The UK would face mobile phone “blackouts” if networks were required to remove all Huawei equipment by 2023, a BT executive has told MPs.
Speaking to the Commons science and technology committee, Howard Watson, BT’s chief technology and information officer, said the proposed three-year timeframe for the removal of the Chinese firm from Britain’s mobile phone infrastructure was borderline unachievable.
“To get to zero in a three-year period would literally mean blackouts for customers on 4G and 2G, as well as 5G, throughout the country,” Watson said, citing the logistical difficulty of physically working on that many masts in a short timeframe.
Vodafone UK’s head of networks, Andrea Donà, corroborated Watson’s warning, saying the necessary works would create signal blackspots, “sometimes for a couple of days, depending on how big or how intrusive the work carried out is”.

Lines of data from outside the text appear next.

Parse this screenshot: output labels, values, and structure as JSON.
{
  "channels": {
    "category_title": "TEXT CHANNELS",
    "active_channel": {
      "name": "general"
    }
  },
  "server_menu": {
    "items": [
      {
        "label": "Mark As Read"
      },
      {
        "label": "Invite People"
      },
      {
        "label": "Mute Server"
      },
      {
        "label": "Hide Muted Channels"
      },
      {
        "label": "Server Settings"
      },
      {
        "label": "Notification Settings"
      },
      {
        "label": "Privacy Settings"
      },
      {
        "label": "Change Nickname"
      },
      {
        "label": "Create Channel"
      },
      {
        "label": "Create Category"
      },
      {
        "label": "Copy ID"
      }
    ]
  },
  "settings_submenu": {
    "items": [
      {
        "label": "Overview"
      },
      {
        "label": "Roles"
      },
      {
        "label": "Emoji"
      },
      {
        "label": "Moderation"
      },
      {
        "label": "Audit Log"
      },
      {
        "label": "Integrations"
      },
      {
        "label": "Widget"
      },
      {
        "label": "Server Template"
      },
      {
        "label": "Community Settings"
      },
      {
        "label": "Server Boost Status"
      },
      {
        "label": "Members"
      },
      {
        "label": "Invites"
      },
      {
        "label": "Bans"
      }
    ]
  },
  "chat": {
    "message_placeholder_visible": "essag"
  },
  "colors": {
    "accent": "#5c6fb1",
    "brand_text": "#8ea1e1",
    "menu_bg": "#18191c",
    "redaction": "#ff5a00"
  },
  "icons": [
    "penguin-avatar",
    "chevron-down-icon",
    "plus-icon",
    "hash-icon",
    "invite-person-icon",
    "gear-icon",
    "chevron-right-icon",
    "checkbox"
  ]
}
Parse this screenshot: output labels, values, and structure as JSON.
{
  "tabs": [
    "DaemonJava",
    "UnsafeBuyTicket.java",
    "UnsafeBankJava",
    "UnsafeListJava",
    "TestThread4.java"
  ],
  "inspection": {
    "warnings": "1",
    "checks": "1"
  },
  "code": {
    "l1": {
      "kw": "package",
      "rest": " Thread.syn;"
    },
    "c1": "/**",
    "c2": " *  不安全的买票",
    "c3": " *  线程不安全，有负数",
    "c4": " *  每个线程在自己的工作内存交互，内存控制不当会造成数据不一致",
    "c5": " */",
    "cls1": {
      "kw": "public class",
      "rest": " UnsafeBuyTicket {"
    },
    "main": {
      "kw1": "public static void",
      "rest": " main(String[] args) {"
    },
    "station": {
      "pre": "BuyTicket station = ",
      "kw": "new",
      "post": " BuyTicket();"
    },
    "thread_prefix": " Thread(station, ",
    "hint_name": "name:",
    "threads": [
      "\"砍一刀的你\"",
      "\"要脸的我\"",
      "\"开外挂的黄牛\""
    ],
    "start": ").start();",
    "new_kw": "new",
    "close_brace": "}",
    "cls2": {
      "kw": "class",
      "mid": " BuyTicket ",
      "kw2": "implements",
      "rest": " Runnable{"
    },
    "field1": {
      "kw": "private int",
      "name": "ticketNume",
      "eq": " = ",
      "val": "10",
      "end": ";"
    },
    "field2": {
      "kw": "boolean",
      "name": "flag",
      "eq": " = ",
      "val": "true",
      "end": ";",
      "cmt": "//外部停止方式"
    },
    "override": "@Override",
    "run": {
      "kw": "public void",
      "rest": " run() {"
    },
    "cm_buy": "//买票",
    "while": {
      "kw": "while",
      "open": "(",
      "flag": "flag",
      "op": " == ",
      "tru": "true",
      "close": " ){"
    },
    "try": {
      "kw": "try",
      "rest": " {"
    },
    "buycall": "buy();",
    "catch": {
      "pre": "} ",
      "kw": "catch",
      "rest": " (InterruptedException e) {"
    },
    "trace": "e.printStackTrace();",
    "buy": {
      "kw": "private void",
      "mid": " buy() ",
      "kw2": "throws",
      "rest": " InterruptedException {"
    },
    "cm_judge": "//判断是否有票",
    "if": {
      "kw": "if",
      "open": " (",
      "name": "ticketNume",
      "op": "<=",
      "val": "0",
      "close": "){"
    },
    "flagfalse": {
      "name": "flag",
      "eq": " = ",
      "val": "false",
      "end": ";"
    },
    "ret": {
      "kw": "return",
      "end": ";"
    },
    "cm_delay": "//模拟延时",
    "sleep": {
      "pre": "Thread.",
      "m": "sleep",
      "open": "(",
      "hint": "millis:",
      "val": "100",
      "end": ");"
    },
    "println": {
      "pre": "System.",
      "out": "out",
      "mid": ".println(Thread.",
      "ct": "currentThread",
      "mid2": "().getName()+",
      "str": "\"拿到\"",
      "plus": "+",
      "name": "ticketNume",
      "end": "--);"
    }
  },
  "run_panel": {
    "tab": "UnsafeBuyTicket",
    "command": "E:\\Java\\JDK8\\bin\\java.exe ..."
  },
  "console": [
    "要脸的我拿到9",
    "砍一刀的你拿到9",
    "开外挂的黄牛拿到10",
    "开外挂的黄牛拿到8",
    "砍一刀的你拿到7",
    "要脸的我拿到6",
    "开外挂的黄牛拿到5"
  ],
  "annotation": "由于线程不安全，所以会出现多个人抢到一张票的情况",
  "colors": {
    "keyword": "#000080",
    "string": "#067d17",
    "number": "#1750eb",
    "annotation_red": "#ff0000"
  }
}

Huawei has come under deep scrutiny for its links to the Chinese state, although the company has always said it is a fully independent employee-owned organisation.
In January, the UK government announced that despite those concerns, it would allow Huawei equipment to be used in the creation of Britain’s 5G network, but with the requirement that no more than 35% of the total network could run on Huawei gear. The decision was a blessing to Vodafone and BT, since the two companies each have about 60% of their network currently operating on Huawei base stations.
However, Boris Johnson is now thought to be preparing to cave in to Conservative backbench rebels opposed to the presence of Huawei in 5G networks and drawing up plans to reduce the Chinese company’s involvement to zero by 2023.
Last week, the former head of MI6 John Sawers argued that strict US sanctions meant Huawei was more integrated with Chinese tech than ever, and now posed an unacceptable security risk.
As well as the blackouts caused by the work of switching to new suppliers, the change would be extremely expensive. But BT and Vodafone appear to have given up hope of winning in the long term, with both arguing in the Commons only for a slow switchover, a change from their position at the beginning of the year.
Huawei’s claim to be independent was not helped by the its own showing in front of the committee, when the company’s UK chief executive, Jeremy Thompson, walked into a trap set by the chair, Greg Clark. Asked by Clark whether UK Huawei employees were free to express their views, Thompson replied: “Yes. Very much so. We have a management team in the UK like any other UK organisation and we are free to express our views, yes.”
Clark then asked: “So what is your view of the new security law in Hong Kong?” Thompson declined to answer.